Bij de moleculaire keuken is het niet erg anders: ook hier wordt er in zekere zin 'verhevigend gewerkt'. De moleculaire keuken - geesteskind van Nicholas Kurti en Hervé This - verandert niet zozeer de smaakcombinatie van een gerecht, maar verheldert deze door dikwijls erg radicale ingrepen in de textuur van een onderdeel uit een gerecht het algehele smaakprofiel van dat gerecht. Ze maakt gebruik van sterk gecontroleerde en apart uitgevoerde chemische procédés die anders minder controleerbaar en niet afzonderlijk in het kookproces voorkomen. Ik geef een voorbeeld: in plaats van een kwarteltje gewoon in de stoofpot te stoppen, steek je het een dik uur in de Röner (een soort warmwaterkuipje), waar het zeer traag en zonder enig vocht- of smaakverlies gaart. Je doet er nog wat limoencrumble en parels van Zeeuwse oester bij en voilà, een eersteklas moleculaire keukenrecept. Probleem: de smaken zijn dikwijls zo puur en het gerecht in zijn geheel is toch zo complex dat de doorsnee 'fijne wijn' ook hier niet bij past. Dikwijls (voor mij althans) leggen ze het af op het gebied van levendigheid en puurheid in hun smaakprofiel. Daar komen heel wat natuurlijke of natuurlijker geproduceerde wijnen ons evenwel ter hulp. Door slechts omzichtig toegepaste ingrepen of gewoonweg helemaal geen ingrepen in de maceratie, opvoeding en botteling van de wijn, verliezen deze wijnen bv. heel wat van hun frisse, recht uit de natuur stammende aroma's niet. Iedereen die wel eens een natuurlijke wijn geproefd heeft, weet wat ik bedoel: hun authenticiteit vormt misschien wel de noodzakelijke begeleider van de sterk gemanipuleerde, analytische en tegelijkertijd toch aromatisch erg pure moleculaire keuken.

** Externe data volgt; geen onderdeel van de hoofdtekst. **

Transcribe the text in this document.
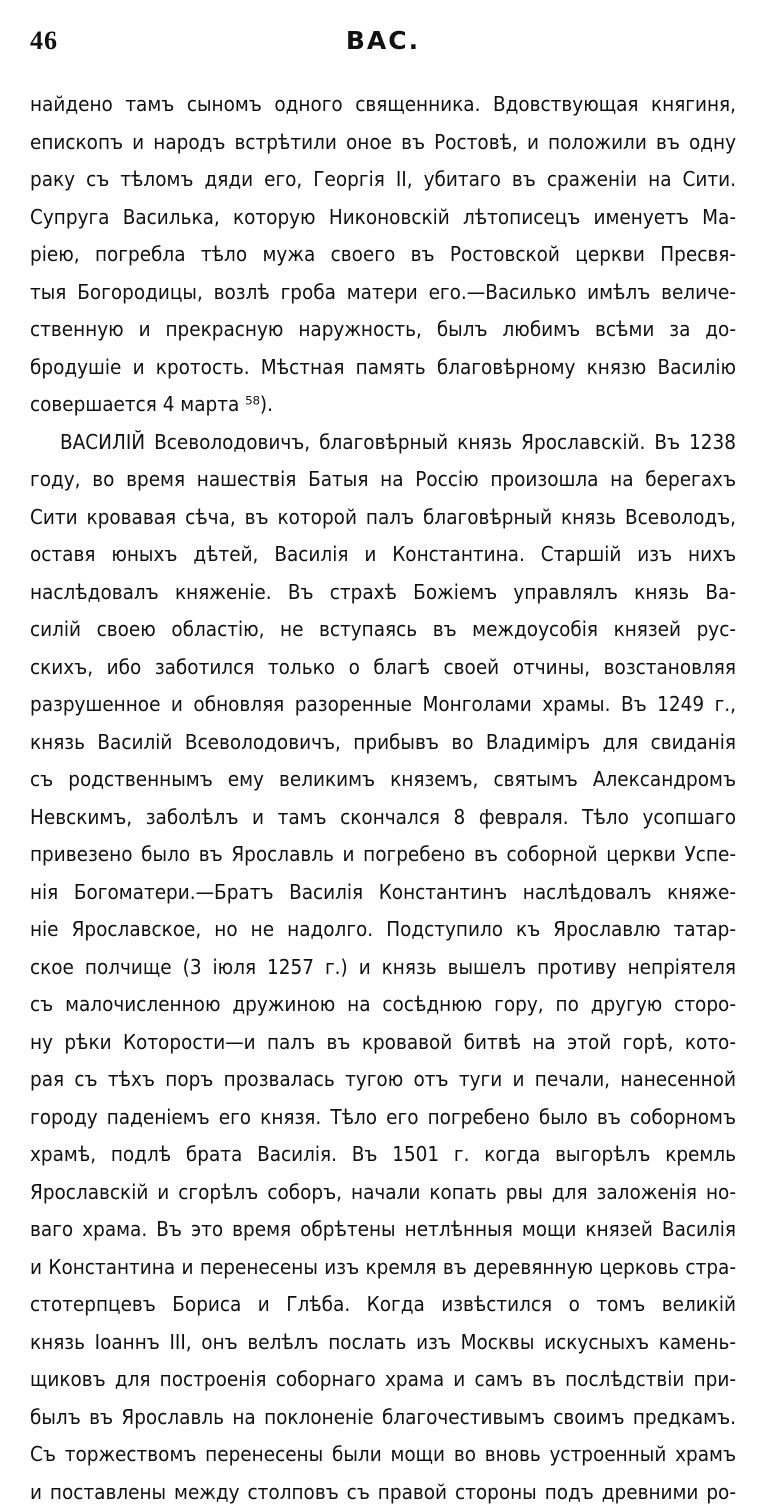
46	ВАС.
найдено тамъ сыномъ одного священника. Вдовствующая княгиня,
епископъ и народъ встрѣтили оное въ Ростовѣ, и положили въ одну
раку съ тѣломъ дяди его, Георгія II, убитаго въ сраженіи на Сити.
Супруга Василька, которую Никоновскій лѣтописецъ именуетъ Ма-
ріею, погребла тѣло мужа своего въ Ростовской церкви Пресвя-
тыя Богородицы, возлѣ гроба матери его.—Василько имѣлъ величе-
ственную и прекрасную наружность, былъ любимъ всѣми за до-
бродушіе и кротость. Мѣстная память благовѣрному князю Василію
совершается 4 марта ⁵⁸).
ВАСИЛІЙ Всеволодовичъ, благовѣрный князь Ярославскій. Въ 1238
году, во время нашествія Батыя на Россію произошла на берегахъ
Сити кровавая сѣча, въ которой палъ благовѣрный князь Всеволодъ,
оставя юныхъ дѣтей, Василія и Константина. Старшій изъ нихъ
наслѣдовалъ княженіе. Въ страхѣ Божіемъ управлялъ князь Ва-
силій своею областію, не вступаясь въ междоусобія князей рус-
скихъ, ибо заботился только о благѣ своей отчины, возстановляя
разрушенное и обновляя разоренные Монголами храмы. Въ 1249 г.,
князь Василій Всеволодовичъ, прибывъ во Владиміръ для свиданія
съ родственнымъ ему великимъ княземъ, святымъ Александромъ
Невскимъ, заболѣлъ и тамъ скончался 8 февраля. Тѣло усопшаго
привезено было въ Ярославль и погребено въ соборной церкви Успе-
нія Богоматери.—Братъ Василія Константинъ наслѣдовалъ княже-
ніе Ярославское, но не надолго. Подступило къ Ярославлю татар-
ское полчище (3 іюля 1257 г.) и князь вышелъ противу непріятеля
съ малочисленною дружиною на сосѣднюю гору, по другую сторо-
ну рѣки Которости—и палъ въ кровавой битвѣ на этой горѣ, кото-
рая съ тѣхъ поръ прозвалась тугою отъ туги и печали, нанесенной
городу паденіемъ его князя. Тѣло его погребено было въ соборномъ
храмѣ, подлѣ брата Василія. Въ 1501 г. когда выгорѣлъ кремль
Ярославскій и сгорѣлъ соборъ, начали копать рвы для заложенія но-
ваго храма. Въ это время обрѣтены нетлѣнныя мощи князей Василія
и Константина и перенесены изъ кремля въ деревянную церковь стра-
стотерпцевъ Бориса и Глѣба. Когда извѣстился о томъ великій
князь Іоаннъ III, онъ велѣлъ послать изъ Москвы искусныхъ камень-
щиковъ для построенія соборнаго храма и самъ въ послѣдствіи при-
былъ въ Ярославль на поклоненіе благочестивымъ своимъ предкамъ.
Съ торжествомъ перенесены были мощи во вновь устроенный храмъ
и поставлены между столповъ съ правой стороны подъ древними ро-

3. Dandys en de eerlijke smaak van grond.
Er is echter ook een andere pool binnen het discours: een veilige pool misschien, een pool die de authenticiteit van de smaak steeds zal gaan zoeken in de duistere nevelen van de overlevering, het 'omdat-het-altijd-zo-geweest-is', met name de pool van de traditie. Hoe belangrijk die nog steeds blijft kan je haast op elk wijnetiket lezen. Zeker Italiaanse rugetiketten leggen, naast eulogieën over de moderne aanpak van de wijnmaker, de nadruk op het diepgewortelde respect voor de voorvaderen, de traditie en de geschiedenis van de streek waar het goedje in de fles van afkomstig is (meestal is dat ook wel wat!).

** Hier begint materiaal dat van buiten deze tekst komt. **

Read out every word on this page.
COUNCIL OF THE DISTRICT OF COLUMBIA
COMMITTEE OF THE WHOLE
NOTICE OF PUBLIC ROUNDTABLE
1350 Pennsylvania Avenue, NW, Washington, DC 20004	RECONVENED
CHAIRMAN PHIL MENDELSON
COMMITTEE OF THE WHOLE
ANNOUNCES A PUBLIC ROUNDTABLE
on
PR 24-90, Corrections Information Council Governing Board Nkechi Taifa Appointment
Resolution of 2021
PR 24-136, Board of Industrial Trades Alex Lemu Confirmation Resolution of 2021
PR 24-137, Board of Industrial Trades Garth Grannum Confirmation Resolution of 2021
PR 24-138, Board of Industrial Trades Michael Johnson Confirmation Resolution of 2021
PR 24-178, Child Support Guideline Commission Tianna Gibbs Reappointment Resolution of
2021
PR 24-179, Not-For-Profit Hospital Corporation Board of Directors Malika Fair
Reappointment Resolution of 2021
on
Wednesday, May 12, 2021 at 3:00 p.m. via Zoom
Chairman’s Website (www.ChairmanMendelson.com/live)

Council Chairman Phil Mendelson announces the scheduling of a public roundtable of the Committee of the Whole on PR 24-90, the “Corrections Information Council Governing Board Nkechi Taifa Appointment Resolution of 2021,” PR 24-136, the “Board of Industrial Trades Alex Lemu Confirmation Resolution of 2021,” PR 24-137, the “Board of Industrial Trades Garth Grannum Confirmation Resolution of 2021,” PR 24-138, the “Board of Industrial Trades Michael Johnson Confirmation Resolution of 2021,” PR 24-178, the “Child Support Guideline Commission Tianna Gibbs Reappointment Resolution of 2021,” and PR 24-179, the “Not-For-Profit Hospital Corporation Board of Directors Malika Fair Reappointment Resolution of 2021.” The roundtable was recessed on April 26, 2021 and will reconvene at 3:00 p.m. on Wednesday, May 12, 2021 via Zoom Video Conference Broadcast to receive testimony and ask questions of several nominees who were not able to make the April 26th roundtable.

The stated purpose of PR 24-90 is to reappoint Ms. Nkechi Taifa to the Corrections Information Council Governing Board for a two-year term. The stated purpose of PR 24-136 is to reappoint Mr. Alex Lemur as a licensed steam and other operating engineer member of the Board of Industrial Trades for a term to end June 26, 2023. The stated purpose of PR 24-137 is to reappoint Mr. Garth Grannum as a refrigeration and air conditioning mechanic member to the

Die traditie schrijft ook heel wat klassieke mariages voor. Ik noem er een paar: Meursault en Brie de Meaulnes, kaviaar met een grote cru uit de Champagne, ribbetjes op de barbecue met een Zinfandel, Stilton en Vintage Port, Montrachet bij geroosterde tarbot, simpele Beaujolais bij ongedroogde salami, ... en zo kan je nog wel even doorgaan. Die ingeburgerde mariages (ik heb het wel niet over Anjou Rosé bij 'ne kouwe plat') zijn dikwijls nog niet zo slecht: generatieslange ervaring, uitproberen en experimenteren hebben deze combinaties vereeuwigd. Neem nu de laatste. Pittig gekruide, sappige en een beetje vettige salami vormt een ideale combinatie met een zurige, uitbundig fruitige Beaujolais. Het verhemelte en de tong worden afgeschermd tegen de soms wat aggressieve zuren van de wijn, het vet wordt daarentegen geminimaliseerd in smaakimpact door de 'oplossende' werking van de zuren en het ongebreideld speelse fruit kan wel opboksen tegen de ruwe smaak van en ongedroogde salami.
Het betrouwbaarst blijken mariages met streekgerechten. Eens gaan snuisteren bij de wijnen uit de streek voor een bepaald gerecht, gaat zelden scheef lopen. In een bepaalde streek heeft honderden jaren menselijke interactie met de natuur, honderden jaren cultuur er immers voor gezorgd dat er in die bepaalde streek eigen - (regionaal) algemeen aanvaarde - ideeën ontstonden over 'smaak', 'textuur', bereidingswijzen, enz. Daarbij wordt in de eerste plaats teruggegrepen naar de smaken die de natuur uit zichzelf te bieden heeft in die streek. Ook in de streekwijnen worden die smaken dikwijls vertaald. Iedereen kent zulke voorbeelden. Denk maar aan de dandyeske combinatie van Bandol Rosé met een etherisch gekruide ratatouille of een Savennières Moelleux met snoek in een zachte botersaus ... .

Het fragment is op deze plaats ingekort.